[2013 ]Dispersal and predation of diaspores of Coula edulis Baill. in an evergreen forest of Gabon. African Journal of Ecology 52, 88-96. doi: 10.1111/aje.12089
The African walnut (Coula edulis) is a tree species of African evergreen forests, the seeds of which are collected and traded by African people. Many animal species consume African walnut diaspores; however, their roles as dispersers or predators have yet to be clarified. In this study, we present observations conducted in two different habitats of a Gabonese region over a 3-year period. The originality of this research resides in the combination of three complementary approaches: (i) the use of camera-traps (ii) the exploration of land rodent burrows and (iii) the examination of elephant dung. In total, 408 camera-trap photographs have shown seven animal species involved in the dispersal/predation of C. edulis.
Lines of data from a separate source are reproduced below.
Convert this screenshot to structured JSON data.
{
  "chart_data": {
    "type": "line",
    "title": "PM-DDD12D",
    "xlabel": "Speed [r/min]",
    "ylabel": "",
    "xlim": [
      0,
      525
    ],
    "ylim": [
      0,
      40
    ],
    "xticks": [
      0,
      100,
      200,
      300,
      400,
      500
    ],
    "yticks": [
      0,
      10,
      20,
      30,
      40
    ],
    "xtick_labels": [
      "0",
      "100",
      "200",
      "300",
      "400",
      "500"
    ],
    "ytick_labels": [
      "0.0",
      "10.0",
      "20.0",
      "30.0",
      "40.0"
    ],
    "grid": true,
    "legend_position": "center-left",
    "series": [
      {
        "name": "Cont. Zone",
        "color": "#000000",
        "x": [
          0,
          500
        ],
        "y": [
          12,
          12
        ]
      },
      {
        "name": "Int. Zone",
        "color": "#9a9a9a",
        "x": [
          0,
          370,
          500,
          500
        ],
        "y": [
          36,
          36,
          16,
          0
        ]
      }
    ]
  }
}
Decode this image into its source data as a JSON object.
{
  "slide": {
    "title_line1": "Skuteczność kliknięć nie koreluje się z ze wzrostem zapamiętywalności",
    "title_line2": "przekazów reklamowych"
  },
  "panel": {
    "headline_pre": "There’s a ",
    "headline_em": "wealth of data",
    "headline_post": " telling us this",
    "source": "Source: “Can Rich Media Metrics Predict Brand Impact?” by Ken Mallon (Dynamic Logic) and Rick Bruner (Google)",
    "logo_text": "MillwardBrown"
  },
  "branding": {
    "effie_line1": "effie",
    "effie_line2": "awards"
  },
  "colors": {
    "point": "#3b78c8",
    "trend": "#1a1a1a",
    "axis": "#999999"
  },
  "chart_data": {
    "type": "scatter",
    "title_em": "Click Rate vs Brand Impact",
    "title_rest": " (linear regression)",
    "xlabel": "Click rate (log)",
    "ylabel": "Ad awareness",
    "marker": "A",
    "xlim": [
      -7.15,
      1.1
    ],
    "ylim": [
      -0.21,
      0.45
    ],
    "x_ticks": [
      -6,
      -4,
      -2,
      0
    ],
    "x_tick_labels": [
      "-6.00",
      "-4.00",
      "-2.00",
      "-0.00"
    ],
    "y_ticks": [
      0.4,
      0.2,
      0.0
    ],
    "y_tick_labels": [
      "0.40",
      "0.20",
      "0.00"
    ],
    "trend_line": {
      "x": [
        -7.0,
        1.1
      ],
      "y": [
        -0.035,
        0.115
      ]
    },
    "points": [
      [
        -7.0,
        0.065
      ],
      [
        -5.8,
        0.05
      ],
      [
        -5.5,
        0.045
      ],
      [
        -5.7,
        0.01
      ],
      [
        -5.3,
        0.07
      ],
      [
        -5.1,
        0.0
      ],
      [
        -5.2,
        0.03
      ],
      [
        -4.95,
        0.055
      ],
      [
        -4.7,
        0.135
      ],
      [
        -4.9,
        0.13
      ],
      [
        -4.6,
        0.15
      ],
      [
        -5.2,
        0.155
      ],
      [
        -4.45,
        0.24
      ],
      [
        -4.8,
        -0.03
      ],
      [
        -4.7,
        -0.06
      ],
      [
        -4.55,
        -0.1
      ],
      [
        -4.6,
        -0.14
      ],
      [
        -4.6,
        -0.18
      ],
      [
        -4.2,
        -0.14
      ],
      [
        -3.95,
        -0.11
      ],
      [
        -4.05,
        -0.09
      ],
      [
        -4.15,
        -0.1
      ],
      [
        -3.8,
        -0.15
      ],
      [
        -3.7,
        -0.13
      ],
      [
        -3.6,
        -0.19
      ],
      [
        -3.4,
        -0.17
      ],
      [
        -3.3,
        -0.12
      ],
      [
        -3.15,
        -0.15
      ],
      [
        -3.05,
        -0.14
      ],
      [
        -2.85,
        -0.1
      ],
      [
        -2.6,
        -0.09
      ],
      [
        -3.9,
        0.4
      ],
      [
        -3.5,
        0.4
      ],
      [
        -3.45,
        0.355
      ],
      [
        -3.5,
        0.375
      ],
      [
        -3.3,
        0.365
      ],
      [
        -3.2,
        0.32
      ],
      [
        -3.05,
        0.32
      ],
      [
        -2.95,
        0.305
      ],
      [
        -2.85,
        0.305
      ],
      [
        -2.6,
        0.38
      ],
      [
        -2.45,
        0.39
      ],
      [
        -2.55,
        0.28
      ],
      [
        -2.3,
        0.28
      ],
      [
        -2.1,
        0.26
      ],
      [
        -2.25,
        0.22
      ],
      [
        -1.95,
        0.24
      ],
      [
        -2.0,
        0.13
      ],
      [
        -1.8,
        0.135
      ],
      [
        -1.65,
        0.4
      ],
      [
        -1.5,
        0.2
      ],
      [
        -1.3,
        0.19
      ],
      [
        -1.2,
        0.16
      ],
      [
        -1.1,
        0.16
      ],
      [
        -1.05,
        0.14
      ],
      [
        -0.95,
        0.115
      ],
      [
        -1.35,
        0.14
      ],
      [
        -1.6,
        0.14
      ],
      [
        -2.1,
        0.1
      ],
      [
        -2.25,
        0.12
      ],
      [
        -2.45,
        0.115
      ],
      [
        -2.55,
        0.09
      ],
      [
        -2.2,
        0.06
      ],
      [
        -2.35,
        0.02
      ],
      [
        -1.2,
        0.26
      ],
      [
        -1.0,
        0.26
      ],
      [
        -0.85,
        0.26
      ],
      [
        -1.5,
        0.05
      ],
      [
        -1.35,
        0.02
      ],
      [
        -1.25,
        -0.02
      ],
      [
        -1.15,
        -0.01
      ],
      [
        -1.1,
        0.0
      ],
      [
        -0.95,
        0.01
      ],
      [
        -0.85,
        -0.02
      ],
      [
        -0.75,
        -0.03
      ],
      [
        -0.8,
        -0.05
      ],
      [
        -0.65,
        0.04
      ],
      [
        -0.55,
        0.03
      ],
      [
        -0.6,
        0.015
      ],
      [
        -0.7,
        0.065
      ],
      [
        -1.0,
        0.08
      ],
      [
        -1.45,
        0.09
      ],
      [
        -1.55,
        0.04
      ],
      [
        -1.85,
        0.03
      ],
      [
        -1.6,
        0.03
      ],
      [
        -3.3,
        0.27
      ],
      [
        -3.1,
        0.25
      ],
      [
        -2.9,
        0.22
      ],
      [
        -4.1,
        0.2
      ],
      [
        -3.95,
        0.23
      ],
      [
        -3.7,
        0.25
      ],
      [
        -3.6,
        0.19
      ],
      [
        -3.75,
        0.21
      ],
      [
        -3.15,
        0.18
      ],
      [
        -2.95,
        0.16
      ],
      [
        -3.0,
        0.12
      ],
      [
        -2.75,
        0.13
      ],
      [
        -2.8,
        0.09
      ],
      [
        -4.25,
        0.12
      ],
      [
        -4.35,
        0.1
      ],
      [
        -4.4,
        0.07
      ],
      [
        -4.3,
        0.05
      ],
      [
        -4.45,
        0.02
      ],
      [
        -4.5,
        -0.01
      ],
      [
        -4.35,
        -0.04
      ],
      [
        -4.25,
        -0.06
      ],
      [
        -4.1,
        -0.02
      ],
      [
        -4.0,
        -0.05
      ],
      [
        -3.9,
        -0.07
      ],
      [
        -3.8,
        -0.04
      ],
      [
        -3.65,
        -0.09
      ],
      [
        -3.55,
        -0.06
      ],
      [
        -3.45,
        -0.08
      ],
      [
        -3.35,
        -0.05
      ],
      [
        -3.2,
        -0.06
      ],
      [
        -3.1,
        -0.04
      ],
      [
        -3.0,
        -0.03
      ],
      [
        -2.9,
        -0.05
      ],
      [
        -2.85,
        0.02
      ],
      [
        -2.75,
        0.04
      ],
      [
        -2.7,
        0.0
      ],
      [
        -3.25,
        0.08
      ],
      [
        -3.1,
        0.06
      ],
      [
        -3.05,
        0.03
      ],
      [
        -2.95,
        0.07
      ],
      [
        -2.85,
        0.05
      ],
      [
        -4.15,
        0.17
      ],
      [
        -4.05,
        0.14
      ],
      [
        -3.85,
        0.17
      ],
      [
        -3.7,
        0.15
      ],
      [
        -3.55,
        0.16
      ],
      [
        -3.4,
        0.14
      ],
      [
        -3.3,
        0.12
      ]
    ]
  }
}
Among these seven frugivorous species, the bush pig was found to be the main consumer and predator of seeds. Land rodents (Muridae) are potential predators, as they damaged the seeds and buried them deep in the soil. They may also play a role in the regeneration process as a result of the loss of seeds during transportation. Finally, no seeds appeared to emerge intact from elephant faeces. These results indicate that the natural regeneration rate of this tree species is low, unless other complex mecha-nisms are involved.